Jasne, kilka rzeczy nie znalazło miejsca na łamach portalu (a wcześniej blogu) z różnych przyczyn, a niektóre zostały po prostu pominięte. Nie ma więc powodu, aby jakoś specjalnie narzekać. Przynajmniej tak to wygląda z mojej perspektywy. Jasne, wiele rzeczy można było zrobić lepiej itd. Ale to dopiero pierwszy rok, więc nie ma co się spinać. Co jeszcze mogę o siebie dodać? Chyba tylko tyle, że cieszę się z obecności w redakcyjnym gronie i zachęcam Was drodzy czytelnicy, jeżeli czujecie się na siłach, aby zgłaszać się do nas, bo zwyczajnie warto!

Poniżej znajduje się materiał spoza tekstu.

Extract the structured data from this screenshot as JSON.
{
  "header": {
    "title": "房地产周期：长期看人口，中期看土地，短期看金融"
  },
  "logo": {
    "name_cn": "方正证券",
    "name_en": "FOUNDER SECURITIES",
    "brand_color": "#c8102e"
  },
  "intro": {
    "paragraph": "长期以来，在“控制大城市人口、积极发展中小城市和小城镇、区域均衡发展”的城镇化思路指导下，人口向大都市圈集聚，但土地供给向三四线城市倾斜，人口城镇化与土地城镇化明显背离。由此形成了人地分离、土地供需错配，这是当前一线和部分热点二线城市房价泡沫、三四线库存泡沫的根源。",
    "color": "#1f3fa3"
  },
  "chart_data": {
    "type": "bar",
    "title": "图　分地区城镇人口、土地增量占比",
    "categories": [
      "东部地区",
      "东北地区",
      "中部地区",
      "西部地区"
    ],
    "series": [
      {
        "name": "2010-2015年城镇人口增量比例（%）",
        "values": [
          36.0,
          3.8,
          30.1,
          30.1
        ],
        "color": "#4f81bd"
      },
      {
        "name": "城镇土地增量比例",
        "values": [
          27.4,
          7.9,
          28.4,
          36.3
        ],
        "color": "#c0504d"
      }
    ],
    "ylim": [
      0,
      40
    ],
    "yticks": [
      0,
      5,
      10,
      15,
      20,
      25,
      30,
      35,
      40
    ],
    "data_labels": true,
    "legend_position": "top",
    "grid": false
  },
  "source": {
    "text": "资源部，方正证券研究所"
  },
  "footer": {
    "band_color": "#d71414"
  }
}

Portal themagicbeats nadal będzie się rozwijał i będzie stawiał przed sobą coraz to nowe cele. Mam nadzieję, że w tym rozpoczętym chwilę temu 2013 roku, uda się na nam pisać więcej i jeszcze ciekawiej, bo to jest w naszym zasięgu. Zatem zapraszam do dalszego śledzenia naszej strony i po prostu poczujcie magię naszych beatów!
Tomek

Ten rok minął błyskawicznie. Wciąż nie mogę uwierzyć, że na przestrzeni zaledwie 12 miesięcy the magic beats tak bardzo się rozwinęło. Jestem bardzo wdzięczna wszystkim, którzy tę stronę odwiedzali, odwiedzają i – mam ogromną nadzieję – będą odwiedzali w przyszłości. To dzięki czytelnikom nie tylko ja, ale i reszta naszej załogi mamy motywację, by nadal działać i dzielić się muzyką.

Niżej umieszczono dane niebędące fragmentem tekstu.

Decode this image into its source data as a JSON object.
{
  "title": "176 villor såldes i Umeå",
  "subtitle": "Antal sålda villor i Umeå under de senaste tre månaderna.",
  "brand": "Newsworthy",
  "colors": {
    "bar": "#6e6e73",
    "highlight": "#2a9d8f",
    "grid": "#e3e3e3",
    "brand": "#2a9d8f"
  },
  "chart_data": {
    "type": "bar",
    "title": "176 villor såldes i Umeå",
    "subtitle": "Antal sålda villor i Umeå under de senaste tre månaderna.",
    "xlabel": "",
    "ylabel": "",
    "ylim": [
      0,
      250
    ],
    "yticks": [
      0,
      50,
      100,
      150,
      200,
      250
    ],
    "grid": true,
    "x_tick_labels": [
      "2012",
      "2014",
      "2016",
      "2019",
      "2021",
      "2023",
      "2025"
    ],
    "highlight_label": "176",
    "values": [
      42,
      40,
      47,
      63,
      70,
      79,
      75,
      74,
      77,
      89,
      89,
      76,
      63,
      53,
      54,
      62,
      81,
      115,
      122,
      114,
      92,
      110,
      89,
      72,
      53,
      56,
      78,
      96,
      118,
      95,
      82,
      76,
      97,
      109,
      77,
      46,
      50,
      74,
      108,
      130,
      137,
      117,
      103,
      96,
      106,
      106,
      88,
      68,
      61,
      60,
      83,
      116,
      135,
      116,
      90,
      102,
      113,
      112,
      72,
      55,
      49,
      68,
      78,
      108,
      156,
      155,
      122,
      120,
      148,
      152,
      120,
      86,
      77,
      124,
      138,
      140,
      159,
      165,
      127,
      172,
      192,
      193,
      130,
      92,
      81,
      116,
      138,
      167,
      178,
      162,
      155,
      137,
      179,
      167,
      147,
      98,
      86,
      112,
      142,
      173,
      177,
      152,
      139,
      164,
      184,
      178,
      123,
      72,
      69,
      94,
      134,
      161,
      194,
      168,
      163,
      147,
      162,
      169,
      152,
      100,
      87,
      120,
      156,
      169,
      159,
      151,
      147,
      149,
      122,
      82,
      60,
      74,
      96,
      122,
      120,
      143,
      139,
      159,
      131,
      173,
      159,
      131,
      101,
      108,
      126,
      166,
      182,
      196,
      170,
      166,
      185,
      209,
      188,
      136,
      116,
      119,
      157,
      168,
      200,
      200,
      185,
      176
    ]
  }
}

I mimo, że pod natłokiem codziennych zajęć i obowiązków spowolniliśmy nieco tempo, 2013 rok pełen będzie pracy i niespodzianek. Nowe cykle, więcej recenzji, więcej informacji na temat wszystkiego, co warte zainteresowania w muzyce. Już niedługo.
Dominika

Przed rozpoczęciem „pracy” w themagicbeats napisałem 2 recenzje, w tym jedną beznadziejną. Trzeba powiedzieć, że byłem amatorem. Byłem jednak amatorem pełnym pasji i miłości do muzyki, dlatego, gdy Natalia oznajmiła mi, że założyła bloga i chce zamieszczać na nim również moje teksty postanowiłem podjąć wyzwanie i spróbować swoich sił w dziennikarstwie muzycznym. Współpraca z tmb dała mi szansę rozwinięcia mojego warsztatu, dzięki pomocy jaką uzyskałem od innych członków załogi. Pozwoliła mi poznać i przebywać z ludźmi tak samo jarającymi się muzyką jak ja. Jednocześnie zmusiła mnie do bycia na bieżąco z nowościami, dlatego 2012 to prawdopodobnie pierwszy rok w którym naprawdę ogarniałem co się dzieje na rynku muzycznym.

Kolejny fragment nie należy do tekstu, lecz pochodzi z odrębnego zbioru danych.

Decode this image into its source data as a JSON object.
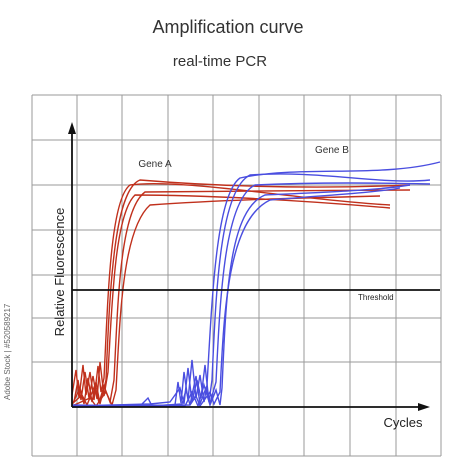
{
  "header": {
    "title": "Amplification curve",
    "subtitle": "real-time PCR"
  },
  "diagram": {
    "y_axis_label": "Relative Fluorescence",
    "x_axis_label": "Cycles",
    "curve_labels": [
      "Gene A",
      "Gene B"
    ],
    "threshold_label": "Threshold"
  },
  "watermark": "Adobe Stock | #520589217"
}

Mogłem przekazać światu swój punkt widzenia, z którym albo się zgadzaliście albo nie. Dziękuje za każdy komentarz, nawet ten hejterski. Ten rok był dla mnie naprawdę wspaniały i nie wyobrażam sobie bym miał teraz zakończyć swoją przygodę z themagicbeats. Nowy rok, nowa energia, 2013 będzie na pewno jeszcze lepszy.